Три года назад, когда меня пригласили в Милан для участия в большой выставке, посвященной истории развития итальянского дизайна, я решил сделать проект об истории живописи, применив экраны другой формы. Один условно представлял четверть проекции земной поверхности — он использовался для демонстрации общих видов. Поскольку выставка проходила в Италии, второй экран я решил сделать в форме арки, так как именно римляне когда-то изобрели триумфальную арку. Также я использовал очень широкий экран, подобный морскому горизонту, который простирается бесконечно. Затем, чтобы показать, что пространство трехмерно, я ввел трапециевидный вертикальный экран. Ну и поскольку всегда много того, что хочу сказать, я добавил еще три экрана. Все эти экраны могут накладываться друг на друга, они также могут быть прозрачными или создавать панораму в триста шестьдесят градусов. Зритель может ходить между экранами, заходить за них, наблюдать за проекциями не только с лицевой, но и с оборотной стороны.

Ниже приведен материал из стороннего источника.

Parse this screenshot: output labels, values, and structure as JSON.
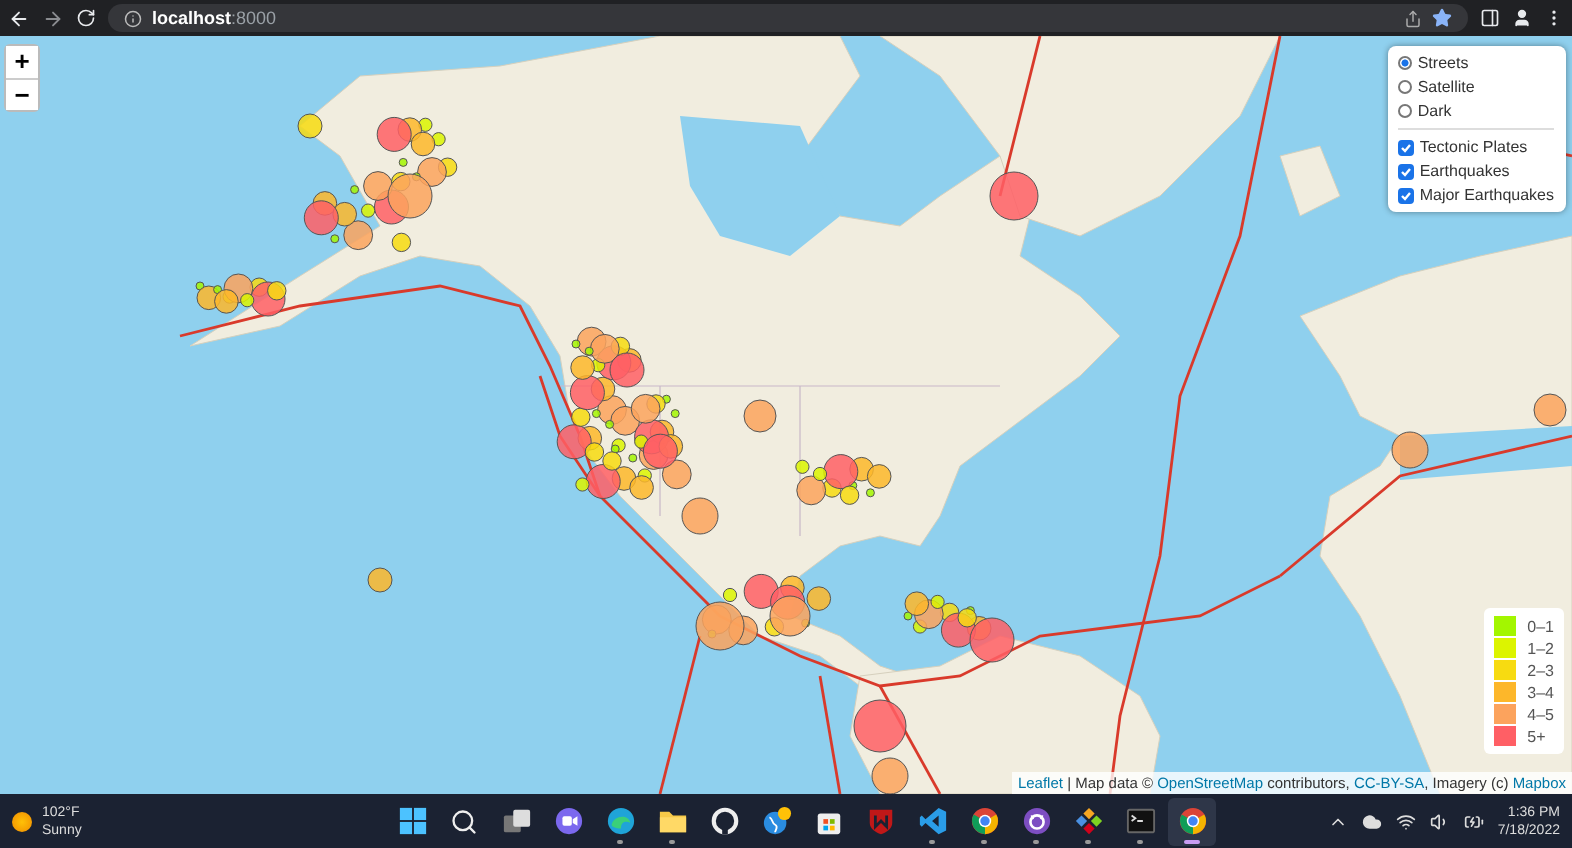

Традиционное кино представляется мне некоей смирительной рубашкой, накладывающей ограничения на автора. Представьте, если бы можно было синхронизировать изображения нескольких экранов, связать их единой идеей, насколько бы это отличалось от привычного плоского экрана.

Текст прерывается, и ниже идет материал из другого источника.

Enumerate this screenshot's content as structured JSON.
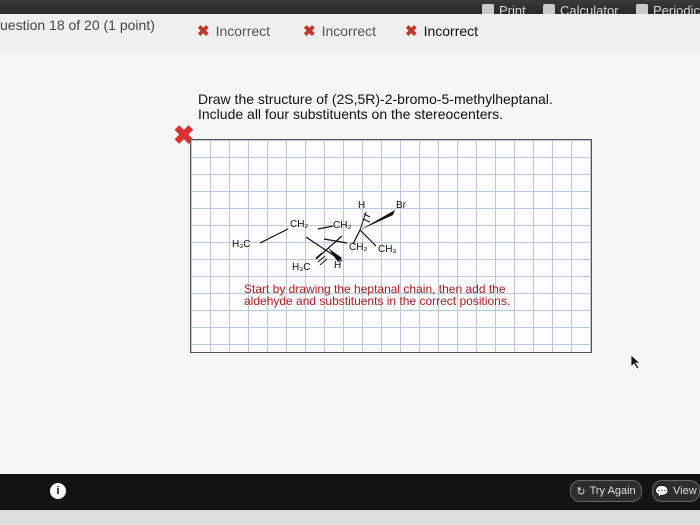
{
  "toolbar": {
    "print_label": "Print",
    "calculator_label": "Calculator",
    "periodic_label": "Periodic"
  },
  "question_header": {
    "counter": "uestion 18 of 20 (1 point)",
    "attempts": [
      "Incorrect",
      "Incorrect",
      "Incorrect"
    ]
  },
  "question": {
    "line1": "Draw the structure of (2S,5R)-2-bromo-5-methylheptanal.",
    "line2": "Include all four substituents on the stereocenters."
  },
  "molecule_labels": {
    "h3c_left": "H₃C",
    "ch2_a": "CH₂",
    "ch2_b": "CH₂",
    "ch2_c": "CH₂",
    "ch3_right": "CH₃",
    "h_top": "H",
    "br": "Br",
    "h3c_bottom": "H₃C",
    "h_bottom": "H"
  },
  "hint": {
    "line1": "Start by drawing the heptanal chain, then add the",
    "line2": "aldehyde and substituents in the correct positions."
  },
  "footer": {
    "info_label": "i",
    "try_again_label": "Try Again",
    "view_label": "View"
  }
}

Не стоит ожидать, что все наше кино завтра же станет таким, но, возможно, это один из путей развития кинематографа будущего. И думаю, что именно такая архитектоника экранов могла бы быть интересна в музейном пространстве.

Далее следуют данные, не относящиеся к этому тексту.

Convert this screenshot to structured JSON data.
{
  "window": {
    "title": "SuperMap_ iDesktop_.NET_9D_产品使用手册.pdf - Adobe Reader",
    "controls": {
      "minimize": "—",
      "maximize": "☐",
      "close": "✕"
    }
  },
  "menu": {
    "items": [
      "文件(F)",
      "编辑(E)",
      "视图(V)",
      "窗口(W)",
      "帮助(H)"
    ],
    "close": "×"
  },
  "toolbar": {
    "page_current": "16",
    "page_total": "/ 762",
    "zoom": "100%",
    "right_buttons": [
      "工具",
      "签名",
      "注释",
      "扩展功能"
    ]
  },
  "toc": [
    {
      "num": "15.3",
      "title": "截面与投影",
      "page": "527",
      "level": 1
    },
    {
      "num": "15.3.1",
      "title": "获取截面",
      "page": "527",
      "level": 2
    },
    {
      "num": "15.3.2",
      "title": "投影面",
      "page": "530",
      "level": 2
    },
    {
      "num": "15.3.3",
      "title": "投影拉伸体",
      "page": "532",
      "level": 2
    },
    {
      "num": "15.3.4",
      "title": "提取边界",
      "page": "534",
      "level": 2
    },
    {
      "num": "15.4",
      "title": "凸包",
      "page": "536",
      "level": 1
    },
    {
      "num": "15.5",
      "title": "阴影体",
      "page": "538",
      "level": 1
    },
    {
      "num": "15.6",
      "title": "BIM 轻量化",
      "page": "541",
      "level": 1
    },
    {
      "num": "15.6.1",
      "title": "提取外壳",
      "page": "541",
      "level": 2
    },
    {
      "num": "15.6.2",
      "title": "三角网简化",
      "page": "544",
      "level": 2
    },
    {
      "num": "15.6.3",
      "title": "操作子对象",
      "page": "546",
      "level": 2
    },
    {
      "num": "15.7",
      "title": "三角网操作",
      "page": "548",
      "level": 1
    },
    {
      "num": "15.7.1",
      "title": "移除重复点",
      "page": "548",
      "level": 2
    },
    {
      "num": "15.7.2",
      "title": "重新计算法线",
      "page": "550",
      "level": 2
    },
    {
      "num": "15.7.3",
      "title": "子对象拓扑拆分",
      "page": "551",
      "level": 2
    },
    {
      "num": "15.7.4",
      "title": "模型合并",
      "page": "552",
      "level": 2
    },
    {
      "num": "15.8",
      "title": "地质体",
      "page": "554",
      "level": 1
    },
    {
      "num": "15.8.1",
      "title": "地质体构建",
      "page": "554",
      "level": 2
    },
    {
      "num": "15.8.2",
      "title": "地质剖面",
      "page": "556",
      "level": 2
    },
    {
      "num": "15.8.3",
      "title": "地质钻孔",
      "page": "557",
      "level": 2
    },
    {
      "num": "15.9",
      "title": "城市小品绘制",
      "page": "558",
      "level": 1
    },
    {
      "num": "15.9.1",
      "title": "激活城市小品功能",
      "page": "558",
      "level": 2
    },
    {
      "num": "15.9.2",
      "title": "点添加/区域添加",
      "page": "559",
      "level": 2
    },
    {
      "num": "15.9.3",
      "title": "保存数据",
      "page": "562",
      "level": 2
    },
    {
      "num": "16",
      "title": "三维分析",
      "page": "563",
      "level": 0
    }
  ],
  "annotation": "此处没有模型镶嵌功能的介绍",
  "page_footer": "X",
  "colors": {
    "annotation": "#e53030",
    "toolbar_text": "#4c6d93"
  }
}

В проекте для выставки дизайна в Милане мне хотелось показать всю историю развития искусства, и прежде всего итальянского, в центре которого был человек. Нечто подобное мы планируем сделать и в пространстве ЦВЗ «Манеж» на выставке «Золотой век русского авангарда» в рамках перекрестного Года культур Великобритании — России, которая состоится в апреле — мае 2014 года.
Размышляя об архитектонике кинематографа будущего и визуального процесса в целом, я решил попробовать совместить два таких близких и в то же время весьма далеких жанра — кино и живопись. Человек эпохи лептопа смотрит фильмы на экране своего компьютера. Как соединить новые технологии с огромным наследством, которое досталось нам за многие века развития искусства, и прежде всего живописи? Как использовать в кинематографе ее историю? Не может быть Уорхола без Дюшана, Дюшана без Пикассо, Пикассо без Пуссена, и так мы доходим до Леонардо. На этом построено искусство.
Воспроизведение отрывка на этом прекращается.